NYC Child Visitation Lawyers
Having a child is one of the most exciting and rewarding experiences of a person’s life. When two parents have to split up, though, that child often gets stuck in the middle. Questions arise concerning visitation and how often each parent will get to see the child. If you’re going through a divorce or you’re separating from your child’s parent, consider speaking with a NYC visitation attorney to learn about your options. This is a difficult time, but getting some help with the process can ease the changes a little bit.
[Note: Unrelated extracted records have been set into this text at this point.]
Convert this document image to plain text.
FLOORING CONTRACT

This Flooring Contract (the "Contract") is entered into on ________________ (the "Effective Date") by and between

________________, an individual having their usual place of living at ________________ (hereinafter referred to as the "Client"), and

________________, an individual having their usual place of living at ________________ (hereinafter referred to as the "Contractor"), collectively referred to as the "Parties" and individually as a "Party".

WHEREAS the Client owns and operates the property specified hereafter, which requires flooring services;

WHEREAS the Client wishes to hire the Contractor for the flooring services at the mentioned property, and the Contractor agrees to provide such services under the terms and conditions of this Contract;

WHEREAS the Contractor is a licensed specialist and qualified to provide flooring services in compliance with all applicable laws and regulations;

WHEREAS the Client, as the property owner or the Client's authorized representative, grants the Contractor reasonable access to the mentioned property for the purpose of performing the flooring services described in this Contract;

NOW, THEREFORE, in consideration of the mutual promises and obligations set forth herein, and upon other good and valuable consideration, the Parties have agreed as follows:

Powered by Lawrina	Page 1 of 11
The first step to working out a visitation schedule is determining who will have custody of the child. Courts believe that, whenever possible, it’s in the best interest of the child to have both parents in his or her life. If it can be agreed to and if it’s safe for the child, the parents will share custody, or custody will alternate from one parent to the other. If this isn’t possible, one parent will have custody of the child. This is a delicate part of the separation process, and one that you will want an experienced lawyer to guide you through.
The Child’s Best Interest
When it comes to choosing custody, which will then influence visitation, the child’s best interest is the most important consideration. If one parent is much more capable of caring and providing for the child than the other parent, it’s likely that they will receive full custody, which means they’ll be spending the most time with the child.
The idea of “best interest” takes a lot of factors into consideration:
• Area school system
• Home life
• Stability and routine
It’s possible that a Guardian Ad Litem will be sent to both homes in order to investigate the conditions and decide if the child would be better off in one home over the other.
If both parents are given custody, then there is no need for a visitation schedule – the idea is that both parents will be able to coordinate in order to raise their child, and therefore can work out when each parent will spend time with the child.
If shared custody isn’t possible, then one parent will have more time with the child, meaning a visitation schedule will have to be drafted for the other parent. Both parents are responsible for sticking to this visitation schedule – the parent with custody must make the child available during those times, and the non-custodial parent has to commit to showing up during the scheduled times. Should the court feel that the child is not entirely safe in the care of the non-custodial parent, they may require supervised visitation.
Not Following the Visitation Order
Once a visitation schedule has been worked out, the court will go over it and approve it, making it a legally-binding agreement between both parents. If one or both parents do not follow the agreement, they will be in contempt of the court. If multiple violations occur, the parent could even face jail time.
That said, though, it is important that both parents have enough flexibility to deal with last-minute changes. Things like extra work hours, sickness and vacations may alter the visitation schedule. Working these issues out peacefully and sticking to the normal schedule the rest of the time doesn’t mean that one parent is in contempt – it’s simply what happens during the course of life.
Unfortunately, it does happen that some parents opt to use their child in order to make more of a problem with the other parent. When you deny the non-custodial parent the visitation that you and the court agreed to, a contempt of court will likely be filed. The only way you can legally deny visitation after an agreement has been reached is with a court order.
If one parent feels that the child is unsafe during their non-supervised time with the other parent, they may want to alter the visitation schedule, which will require going back to court to have it officially changed. It is illegal to take matters into your own hands and deny the other parent the right to see their child.
Additionally, if there are changes to either parent’s schedule that affect visitation, it’s in everyone’s best interest to go to court to have the agreement officially changed. It’s tempting to alter the schedule on your own, especially if you’re getting along with the other parent, but it’s always best to have the court involved. While you are in charge of your child, the court is in charge of visitation and custody – should you need their help in the future, but you didn’t follow the guidelines of creating a visitation schedule, you won’t be in the best position.